There were no glamorous women with extravagant Fitzrovian town houses, no bearded hippies on motorbikes, no beautiful girls in tutus and yeasty smelling newborn babies. In the childhood that Melody had previously thought of as her own, London was a place visited infrequently, and under duress. Her parents disliked London, fearing its sophistication, the sheer velocity of its pace of life. It was certainly not somewhere they would have allowed her to stay, unchaperoned. Unless, of course – the thought hit her like a thunderclap – there had been a different time,
before
her parents.
The moment the thought went through her head, she knew it was true. She’d always known it was true and she’d always
wanted
it to be true.
Suddenly all the fragments of her newly remembered life started to swirl around her head, demanding to be put into some kind of order. She turned that very moment to face the front door of the town house, she breathed in, and then she rang the doorbell.
‘I wish your dad had never been born.’ Charlotte dragged a plastic brush through the tangled nylon hair of her Girls’ World. ‘And you. I wish you’d never been born either.’
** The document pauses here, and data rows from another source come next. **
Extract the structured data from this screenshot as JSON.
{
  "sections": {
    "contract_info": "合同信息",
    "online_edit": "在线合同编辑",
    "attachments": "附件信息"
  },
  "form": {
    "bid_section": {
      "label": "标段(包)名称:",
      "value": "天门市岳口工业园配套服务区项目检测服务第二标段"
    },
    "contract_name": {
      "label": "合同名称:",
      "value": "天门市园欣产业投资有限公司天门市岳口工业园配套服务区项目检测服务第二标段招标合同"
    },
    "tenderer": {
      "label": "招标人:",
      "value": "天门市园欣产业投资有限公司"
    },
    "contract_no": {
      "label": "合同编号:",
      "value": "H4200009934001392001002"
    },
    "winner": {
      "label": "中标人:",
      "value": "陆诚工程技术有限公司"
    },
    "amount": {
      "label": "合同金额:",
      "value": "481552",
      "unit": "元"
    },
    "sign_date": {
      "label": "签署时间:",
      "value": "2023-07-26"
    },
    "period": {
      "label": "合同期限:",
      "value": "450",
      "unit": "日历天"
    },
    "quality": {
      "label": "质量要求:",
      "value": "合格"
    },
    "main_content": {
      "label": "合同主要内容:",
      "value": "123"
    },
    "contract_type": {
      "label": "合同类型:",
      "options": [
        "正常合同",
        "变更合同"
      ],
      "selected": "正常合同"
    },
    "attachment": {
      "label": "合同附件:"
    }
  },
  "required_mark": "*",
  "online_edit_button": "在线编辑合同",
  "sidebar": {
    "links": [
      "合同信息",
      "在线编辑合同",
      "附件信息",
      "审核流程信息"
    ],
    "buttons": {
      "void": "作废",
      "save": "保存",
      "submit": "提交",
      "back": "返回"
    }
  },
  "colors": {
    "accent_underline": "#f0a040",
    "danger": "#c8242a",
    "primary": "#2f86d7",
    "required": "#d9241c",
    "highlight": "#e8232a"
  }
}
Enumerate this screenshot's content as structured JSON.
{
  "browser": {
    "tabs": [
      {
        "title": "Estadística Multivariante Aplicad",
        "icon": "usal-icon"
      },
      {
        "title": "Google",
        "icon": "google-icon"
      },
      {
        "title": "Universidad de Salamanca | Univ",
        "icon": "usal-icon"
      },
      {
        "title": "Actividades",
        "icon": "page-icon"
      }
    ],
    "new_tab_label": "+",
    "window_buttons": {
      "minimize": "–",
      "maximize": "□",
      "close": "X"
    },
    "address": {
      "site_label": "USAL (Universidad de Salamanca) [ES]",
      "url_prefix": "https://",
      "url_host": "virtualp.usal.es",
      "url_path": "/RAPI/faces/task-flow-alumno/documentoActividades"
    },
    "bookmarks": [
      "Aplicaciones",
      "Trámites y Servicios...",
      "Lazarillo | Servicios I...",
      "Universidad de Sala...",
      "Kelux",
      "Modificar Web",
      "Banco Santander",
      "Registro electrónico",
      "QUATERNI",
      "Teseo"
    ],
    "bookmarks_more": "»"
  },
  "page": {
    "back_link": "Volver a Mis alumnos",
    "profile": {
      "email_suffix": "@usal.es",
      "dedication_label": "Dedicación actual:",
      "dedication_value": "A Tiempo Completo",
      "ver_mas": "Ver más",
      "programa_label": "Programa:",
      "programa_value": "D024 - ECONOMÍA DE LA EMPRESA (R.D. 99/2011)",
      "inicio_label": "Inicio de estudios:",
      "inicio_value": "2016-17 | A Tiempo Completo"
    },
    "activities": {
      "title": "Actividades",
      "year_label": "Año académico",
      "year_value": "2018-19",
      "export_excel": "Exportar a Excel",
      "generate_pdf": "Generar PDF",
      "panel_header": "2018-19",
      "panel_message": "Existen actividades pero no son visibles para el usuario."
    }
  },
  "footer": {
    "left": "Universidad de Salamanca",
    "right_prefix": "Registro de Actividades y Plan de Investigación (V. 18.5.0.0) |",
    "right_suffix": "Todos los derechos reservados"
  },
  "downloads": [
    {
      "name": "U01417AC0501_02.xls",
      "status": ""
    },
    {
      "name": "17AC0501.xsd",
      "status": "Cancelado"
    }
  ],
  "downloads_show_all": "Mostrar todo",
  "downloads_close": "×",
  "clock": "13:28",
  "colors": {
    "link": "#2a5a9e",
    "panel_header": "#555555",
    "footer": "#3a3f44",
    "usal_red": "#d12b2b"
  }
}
Charlotte was wearing purple corduroy jeans with a flower appliquéd onto each knee. Her black hair was parted in the middle and tied in bunches with lengths of thick pink wool. She was a beautiful girl. Much more beautiful than Jacqui, who was only just pretty and made the best of herself with lots of makeup and attitude. Charlotte had Harry’s dark colouring and aquiline nose, and also looked likely to have inherited his height. Beside her, Melody always felt very small and very ordinary. Melody’s hair was lovely, everyone always said so. It hung down her back in thick ropes of chestnut, but she wasn’t a particularly nice shape (she had her father’s legs, apparently) and her face wasn’t all symmetrical like Charlotte’s. Charlotte’s face looked like someone had sat down with a protractor and a very sharp pencil and spent ages designing it. Melody’s face was more slapdash. Unconventional, according to her mother. Melody wasn’t sure she liked the idea of unconventional. Anything with an ‘un’ in front of it tended to be a bad thing, as far as she could tell.